I will admit something now- I only saw four bands on Sunday. The celebrations from Emperor nearly killed me, and I slept through both Arthemis and Aborted. However, I have it on good authority that Arthemis put on a valiant performance, and that Aborted were savage. I managed to rouse myself from the darkness in order to make it down to watch Valkyrian favourites ReVamp perform in an absolute downpour. Floor Jansen is a force to be reckoned with, and it’s easy to see why she has been nabbed by Nightwish. She had those assembled to watch in the palm of her hand and did well despite the odds. I then returned to my tent to recover some more, only to discover that a veritable tempest was beginning to blow. The first tent to fall victim to the wind was- ironically- the Tangerine Dreams tent-hire company’s reception tent, followed swiftly by a gazebo that took to the skies with captivating elegance before landing with one leg impaled in another thankfully empty tent. A quick conversation led to the decision to pull up camp and leave later that evening, so by the time we had cleared up and packed everything in the car, we’d missed both Biohazard and last-minute stage-switchers Avatar.
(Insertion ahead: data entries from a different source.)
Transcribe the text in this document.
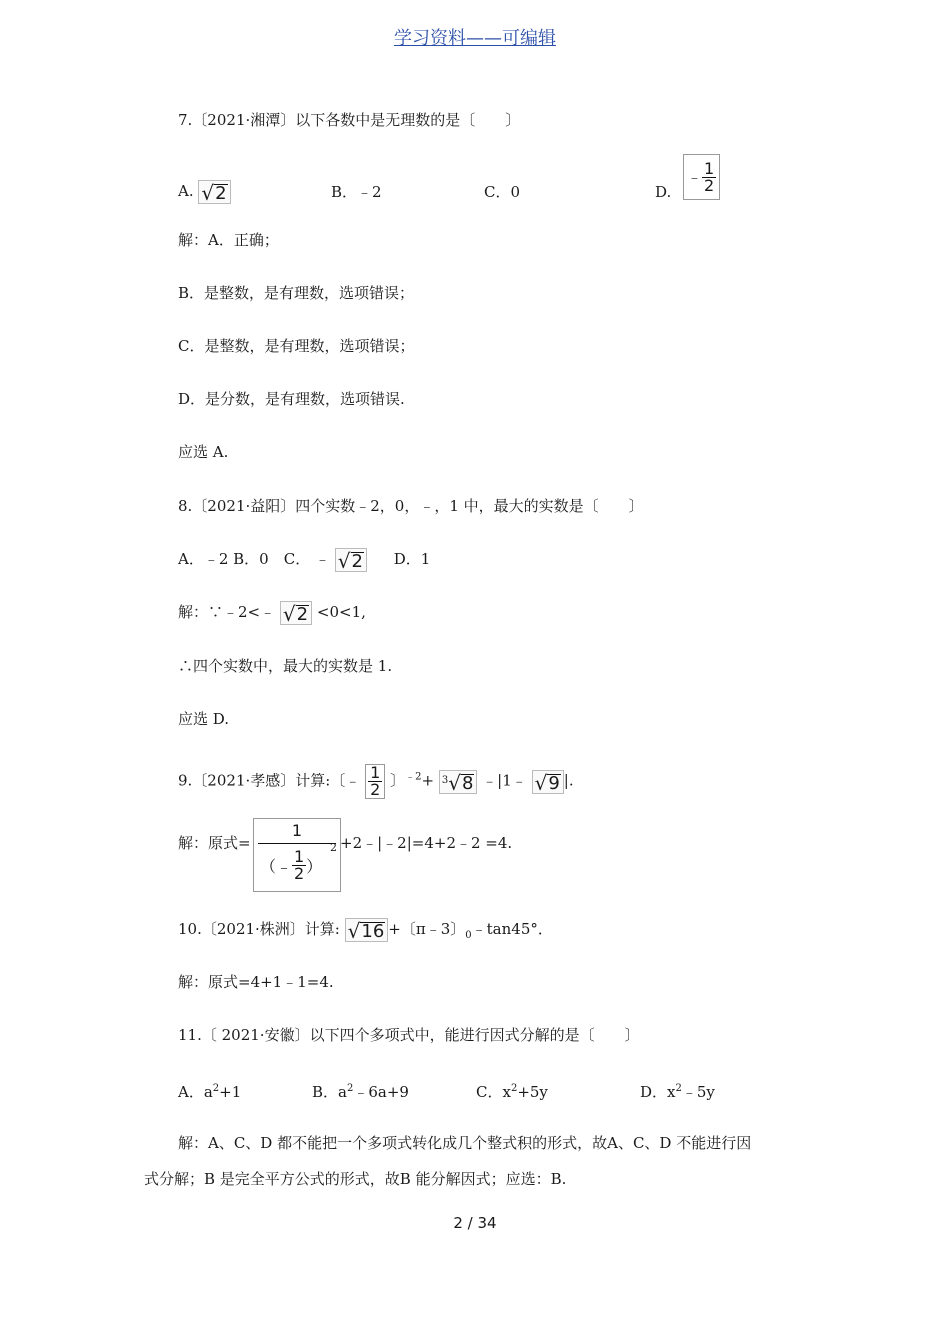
学习资料——可编辑
7.〔2021·湘潭〕以下各数中是无理数的是〔　　〕
A. √ 2	B．﹣2	C．0	D.
﹣ $\frac{1}{2}$
解：A．正确；
B．是整数，是有理数，选项错误；
C．是整数，是有理数，选项错误；
D．是分数，是有理数，选项错误.
应选 A.
8.〔2021·益阳〕四个实数﹣2，0，﹣，1 中，最大的实数是〔　　〕
A．﹣2 B．0　C． ﹣ √ 2 D．1
解：∵﹣2<﹣ √ 2 <0<1,
∴四个实数中，最大的实数是 1.
应选 D.
9.〔2021·孝感〕计算:〔﹣ $\frac{1}{2}$ 〕$^{﹣2}$+ 3 √ 8 ﹣|1﹣ √ 9 |.
解：原式=
1
（﹣ $\frac{1}{2}$ ）
2 +2﹣|﹣2|=4+2﹣2 =4.
10.〔2021·株洲〕计算: √ 16 +〔π﹣3〕$_0$﹣tan45°．
解：原式=4+1﹣1=4.
11.〔 2021·安徽〕以下四个多项式中，能进行因式分解的是〔　　〕
A．$a^2+1$	B．$a^2﹣6a+9$	C．$x^2+5y$	D．$x^2﹣5y$
解：A、C、D 都不能把一个多项式转化成几个整式积的形式，故A、C、D 不能进行因
式分解；B 是完全平方公式的形式，故B 能分解因式；应选：B.
2 / 34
Obituary, however, were worth catching for some decent, straightforward and relentless death metal.
Saxon were everything I expected them to be- cheesy, fist-pumping and glorious. Good old Biff was on fine form, and they were well received by a crowd of an incredibly diverse age range. By the time they played Denim and Leather, the whole arena had been brought together and it was easy to see why so many people got on board with Saxon’s campaign to have Heavy Metal recognised as a religion in the last UK census. Amon Amarth were absolutely outstanding. Fire-breathing dragonheads, upon which guitar solos were performed, filled the stage and Johan Hegg led the Viking hordes through a set that perfectly represented their catalogue of greats. They reminded me why they are one of my favourite bands and why I will always throw my horns up in the air when I hear any of their songs. Unfortunately, this is where my Bloodstock experience ended as we made a run for it as the weather worsened and the storm moved in. This does mean that I missed MegaDave- sorry, I mean Megadeth– but controversial opinion the last? I wasn’t particularly bothered. Had I been more in the spirit of things and had imbibed a fair bit of cider I’m sure I would have enjoyed them, but being sober and eager to leave before the wind picked up again it wasn’t much of a loss.
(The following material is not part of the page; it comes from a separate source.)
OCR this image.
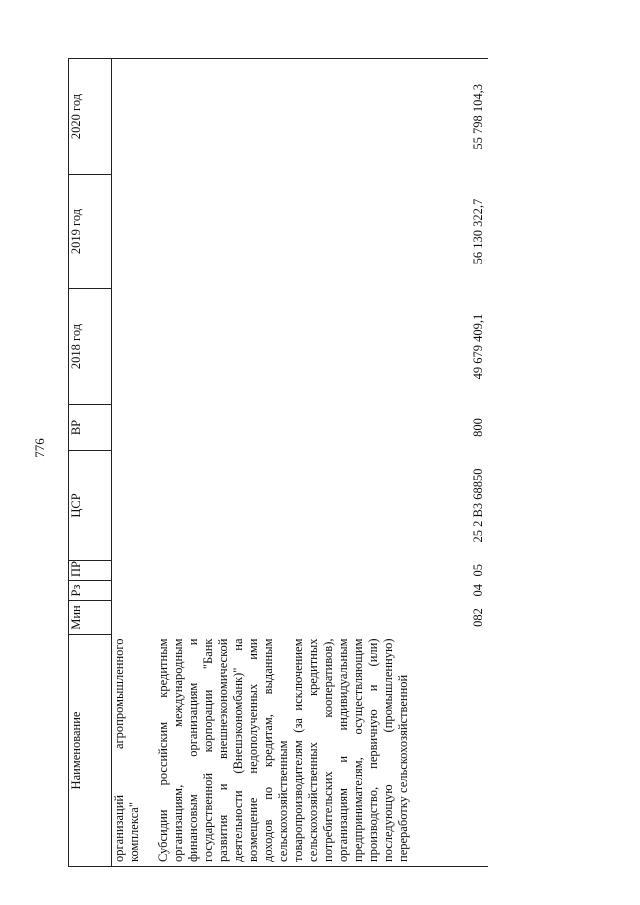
776
Наименование	Мин	Рз	ПР	ЦСР	ВР	2018 год	2019 год	2020 год
организаций агропромышленного комплекса"								

Субсидии российским кредитным организациям, международным финансовым организациям и государственной корпорации "Банк развития и внешнеэкономической деятельности (Внешэкономбанк)" на возмещение недополученных ими доходов по кредитам, выданным сельскохозяйственным товаропроизводителям (за исключением сельскохозяйственных кредитных потребительских кооперативов), организациям и индивидуальным предпринимателям, осуществляющим производство, первичную и (или) последующую (промышленную) переработку сельскохозяйственной	082	04	05	25 2 В3 68850	800	49 679 409,1	56 130 322,7	55 798 104,3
Bloodstock 2014 was a rollercoaster ride of technical problems, triumphant performances and crazy weather. But I would not have missed it for the world. The performance of the weekend, as I feel I have already clearly shown, was definitely Evil Scarecrow, and I will give them less than five years until they are special guests, if not headliners. Even though we’re still waiting for any announcements, there’s nowhere I’d rather be from the 6th to the 9th of August next year. I will see you then.